Nee. Aan de hand van het CARbontax-model worden inschattingen gemaakt voor allerlei ontwikkelingen in het totale wagenpark en de nieuwverkopen. Een van die inschattingen is de ontwikkeling van de opkomende markt van emissievrije auto’s. Uit het CARbontax-model volgde medio 2015 de inschatting dat ongeveer 0,4% van het totale wagenpark in 2018 emissievrij zou zijn. Eind 2018 zijn – vooruitlopend op de invoering van de begrenzing van de milieukorting in de bijtelling tot een catalogusprijs van € 50.000 – relatief veel dure EV’s verkocht. Uiteindelijk is zo’n 0,5% van het totale wagenpark in 2018 emissievrij. De onzekerheden en uitgangspunten van de verwachtingen en aannames zijn nadrukkelijk beschreven de doorrekening van Autobrief II. Hierin zijn scenario’s uitgewerkt voor een sterkere of minder sterke daling van de batterijkosten van elektrische auto’s, fabrikantenkeuzes voor actieradius versus kostenverlaging en voor de economische context die invloed heeft op de aantallen nieuwverkopen. In deze doorrekening is bijvoorbeeld aangegeven dat bij gunstige batterijprijsontwikkelingen en hogere economische groei het aantal elektrische auto’s bijna 10.000 hoger uit zou vallen. Oftewel, wanneer wordt gecorrigeerd voor deze (in 2015) onvoorziene ontwikkelingen (zoals de sterke daling van batterijkosten en economische groei) zat het CARbontax-model, ook voor wat betreft de absolute aantallen EV-nieuwverkopen in 2018, dichtbij de realisatie.
Het model is intellectueel eigendom van onderzoeksbureau Revnext. Het model is niet «geheim» maar het is niet aan de rijksoverheid om dit model openbaar te maken.

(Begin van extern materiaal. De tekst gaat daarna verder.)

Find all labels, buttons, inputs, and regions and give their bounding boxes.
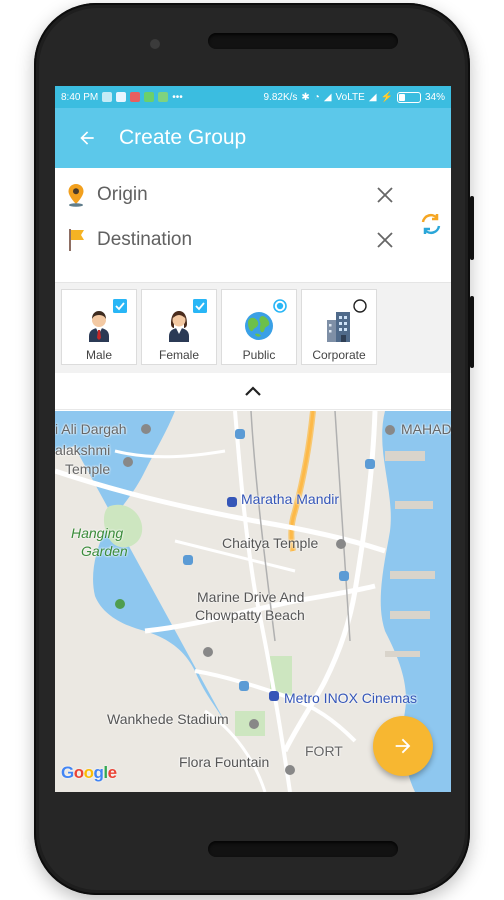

In de PBL-doorrekening van het ontwerpKlimaatakkoord staat een zeer uitgebreide omschrijving van de werking van het model.
Herinnert u zich dat u mijn vraag of het model ook wetenschappelijk gevalideerd is en of ik daar een bewijs van mocht zien, eigenlijk niet beantwoordde omdat u weigerde de vraag apart te beantwoorden en in ieder geval geen enkele brief van een universiteit of gerenommeerde instelling kon laten zien met het bewijs dat het model wetenschappelijk gevalideerd is?2
Het PBL heeft in de zomer van 2018 kritisch gekeken naar de uitgangspunten van het model en deze uitvoerig met Revnext besproken en getoetst.
Ik bied uw Kamer hierbij opnieuw aan om meer inzicht te verschaffen in het model door bijvoorbeeld een overleg tussen de Kamer en de modelmakers te faciliteren. Dit zou eventueel kunnen in de vorm van een technische briefing.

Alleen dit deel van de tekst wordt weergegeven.